SZ: Wo werden sie hingebracht?

De Gryse: Die Regierung hat Notunterkünfte eingerichtet. Meist wollen die Menschen nicht weit weg von ihren Häusern. Ich habe eine Familie gesehen, die mitten auf einer Schnellstraße campierte, um so nah wie möglich bei ihrem Dorf zu bleiben. Häufig bleiben Frauen und Kinder tagsüber in den Notunterkünften, während die Männer versuchen, etwas von ihrem Hab und Gut zu retten oder ihre Häuser wieder aufzubauen.

SZ: Kehren die Menschen denn schon zurück in ihre Häuser?

De Gryse: Viele Regionen sind noch unter Wasser.
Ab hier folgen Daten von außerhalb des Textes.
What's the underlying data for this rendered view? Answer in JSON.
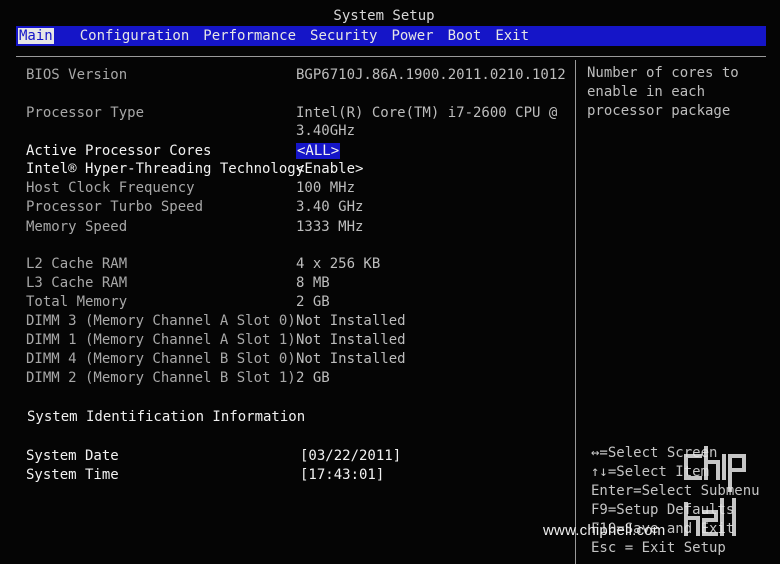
{
  "window": {
    "title": "System Setup"
  },
  "menu": [
    {
      "label": "Main"
    },
    {
      "label": "Configuration"
    },
    {
      "label": "Performance"
    },
    {
      "label": "Security"
    },
    {
      "label": "Power"
    },
    {
      "label": "Boot"
    },
    {
      "label": "Exit"
    }
  ],
  "info": {
    "bios_version_label": "BIOS Version",
    "bios_version_value": "BGP6710J.86A.1900.2011.0210.1012",
    "processor_type_label": "Processor Type",
    "processor_type_value_line1": "Intel(R) Core(TM) i7-2600 CPU @",
    "processor_type_value_line2": "3.40GHz",
    "active_processor_cores_label": "Active Processor Cores",
    "active_processor_cores_value": "<ALL>",
    "hyper_threading_label": "Intel® Hyper-Threading Technology",
    "hyper_threading_value": "<Enable>",
    "host_clock_label": "Host Clock Frequency",
    "host_clock_value": "100 MHz",
    "turbo_speed_label": "Processor Turbo Speed",
    "turbo_speed_value": "3.40 GHz",
    "memory_speed_label": "Memory Speed",
    "memory_speed_value": "1333 MHz",
    "l2_cache_label": "L2 Cache RAM",
    "l2_cache_value": "4 x 256 KB",
    "l3_cache_label": "L3 Cache RAM",
    "l3_cache_value": "8 MB",
    "total_memory_label": "Total Memory",
    "total_memory_value": "2 GB"
  },
  "dimms": [
    {
      "label": "DIMM 3 (Memory Channel A Slot 0)",
      "value": "Not Installed"
    },
    {
      "label": "DIMM 1 (Memory Channel A Slot 1)",
      "value": "Not Installed"
    },
    {
      "label": "DIMM 4 (Memory Channel B Slot 0)",
      "value": "Not Installed"
    },
    {
      "label": "DIMM 2 (Memory Channel B Slot 1)",
      "value": "2 GB"
    }
  ],
  "system_id": {
    "section_title": "System Identification Information",
    "date_label": "System Date",
    "date_value": "[03/22/2011]",
    "time_label": "System Time",
    "time_value": "[17:43:01]"
  },
  "help": {
    "text": "Number of cores to\nenable in each\nprocessor package"
  },
  "keys": [
    {
      "text": "↔=Select Screen"
    },
    {
      "text": "↑↓=Select Item"
    },
    {
      "text": "Enter=Select Submenu"
    },
    {
      "text": "F9=Setup Defaults"
    },
    {
      "text": "F10=Save and Exit"
    },
    {
      "text": "Esc = Exit Setup"
    }
  ],
  "watermark": {
    "url": "www.chiphell.com",
    "logo_text": "chip hell"
  },
  "colors": {
    "menu_bar": "#1515c8",
    "background": "#050505",
    "text": "#bdbdbd",
    "highlight_text": "#f2f2f2"
  }
}
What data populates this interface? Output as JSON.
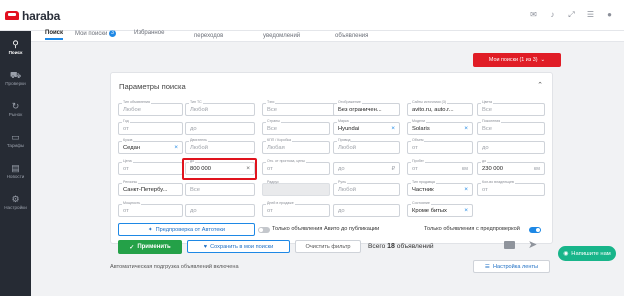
{
  "brand": {
    "name": "haraba"
  },
  "topbar": {
    "icons": [
      "chat-icon",
      "bell-icon",
      "expand-icon",
      "settings-icon",
      "user-icon"
    ]
  },
  "sidebar": {
    "items": [
      {
        "icon": "search-icon",
        "label": "Поиск",
        "active": true
      },
      {
        "icon": "check-icon",
        "label": "Проверки",
        "active": false
      },
      {
        "icon": "market-icon",
        "label": "Рынок",
        "active": false
      },
      {
        "icon": "card-icon",
        "label": "Тарифы",
        "active": false
      },
      {
        "icon": "news-icon",
        "label": "Новости",
        "active": false
      },
      {
        "icon": "gear-icon",
        "label": "Настройки",
        "active": false
      }
    ]
  },
  "tabs": [
    {
      "label": "Поиск",
      "active": true
    },
    {
      "label": "Мои поиски",
      "count": "3"
    },
    {
      "label": "Избранное"
    },
    {
      "label": "переходов"
    },
    {
      "label": "уведомлений"
    },
    {
      "label": "объявления"
    }
  ],
  "my_searches_button": "Мои поиски (1 из 3)",
  "panel": {
    "title": "Параметры поиска"
  },
  "fields": {
    "r1": [
      {
        "label": "Тип объявления",
        "placeholder": "Любое"
      },
      {
        "label": "Тип ТС",
        "placeholder": "Любой"
      },
      {
        "label": "Тэги",
        "placeholder": "Все"
      },
      {
        "label": "Отображение",
        "value": "Без ограничен..."
      },
      {
        "label": "Сайты источники (3)",
        "value": "avito.ru, auto.r..."
      },
      {
        "label": "Цвета",
        "placeholder": "Все"
      }
    ],
    "r2": [
      {
        "label": "Год",
        "placeholder": "от"
      },
      {
        "placeholder": "до"
      },
      {
        "label": "Страны",
        "placeholder": "Все"
      },
      {
        "label": "Марка",
        "value": "Hyundai"
      },
      {
        "label": "Модели",
        "value": "Solaris"
      },
      {
        "label": "Поколения",
        "placeholder": "Все"
      }
    ],
    "r3": [
      {
        "label": "Кузов",
        "value": "Седан"
      },
      {
        "label": "Двигатель",
        "placeholder": "Любой"
      },
      {
        "label": "КПП / Коробка",
        "placeholder": "Любая"
      },
      {
        "label": "Привод",
        "placeholder": "Любой"
      },
      {
        "label": "Объем",
        "placeholder": "от"
      },
      {
        "placeholder": "до"
      }
    ],
    "r4": [
      {
        "label": "Цена",
        "placeholder": "от"
      },
      {
        "label": "до",
        "value": "800 000"
      },
      {
        "label": "Отк. от прогноза, цены",
        "placeholder": "от"
      },
      {
        "placeholder": "до",
        "unit": "₽"
      },
      {
        "label": "Пробег",
        "placeholder": "от",
        "unit": "км"
      },
      {
        "label": "до",
        "value": "230 000",
        "unit": "км"
      }
    ],
    "r5": [
      {
        "label": "Регионы",
        "value": "Санкт-Петербу..."
      },
      {
        "placeholder": "Все"
      },
      {
        "label": "Радиус",
        "placeholder": ""
      },
      {
        "label": "Руль",
        "placeholder": "Любой"
      },
      {
        "label": "Тип продавца",
        "value": "Частник"
      },
      {
        "label": "Кол-во владельцев",
        "placeholder": "от"
      }
    ],
    "r6": [
      {
        "label": "Мощность",
        "placeholder": "от"
      },
      {
        "placeholder": "до"
      },
      {
        "label": "Дней в продаже",
        "placeholder": "от"
      },
      {
        "placeholder": "до"
      },
      {
        "label": "Состояние",
        "value": "Кроме битых"
      }
    ]
  },
  "autoteka_button": "Предпроверка от Автотеки",
  "toggles": [
    {
      "label": "Только объявления Авито до публикации",
      "on": false
    },
    {
      "label": "Только объявления с предпроверкой",
      "on": true
    }
  ],
  "actions": {
    "apply": "Применить",
    "save": "Сохранить в мои поиски",
    "clear": "Очистить фильтр"
  },
  "total": {
    "prefix": "Всего",
    "count": "18",
    "suffix": "объявлений"
  },
  "bottom": {
    "autoload": "Автоматическая подгрузка объявлений включена",
    "lenta": "Настройка ленты"
  },
  "chat": "Напишите нам"
}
Nur in den Bergen fließt der Regen schneller ab. Ich bin gestern mit dem Helikopter über Gebiete im Norden geflogen. In einigen Orten waren viele bunte Farbflecken zu sehen. Es waren Teppiche und Kleidung - was die Flut nicht weggespült hat, waschen die Bewohner und legen es zum Trocknen auf ihre Dächer.

SZ: Wie lange werden wohl die Hilfs- und Wiederaufbauarbeiten andauern?

De Gryse: Das hängt davon ab, wie viel es noch regnet. Ab kommendem Wochenende sind wieder heftige Regenfälle angesagt. Das erschwert die Hilfe und wirft die Menschen immer wieder zurück. Unsere Projekte zur Notversorgung haben wir erst einmal für zwei Monate angesetzt. Aber bis die Infrastruktur, die Wasserversorgung und Krankenhäuser wieder aufgebaut sind, wird es wohl noch sehr viel länger dauern.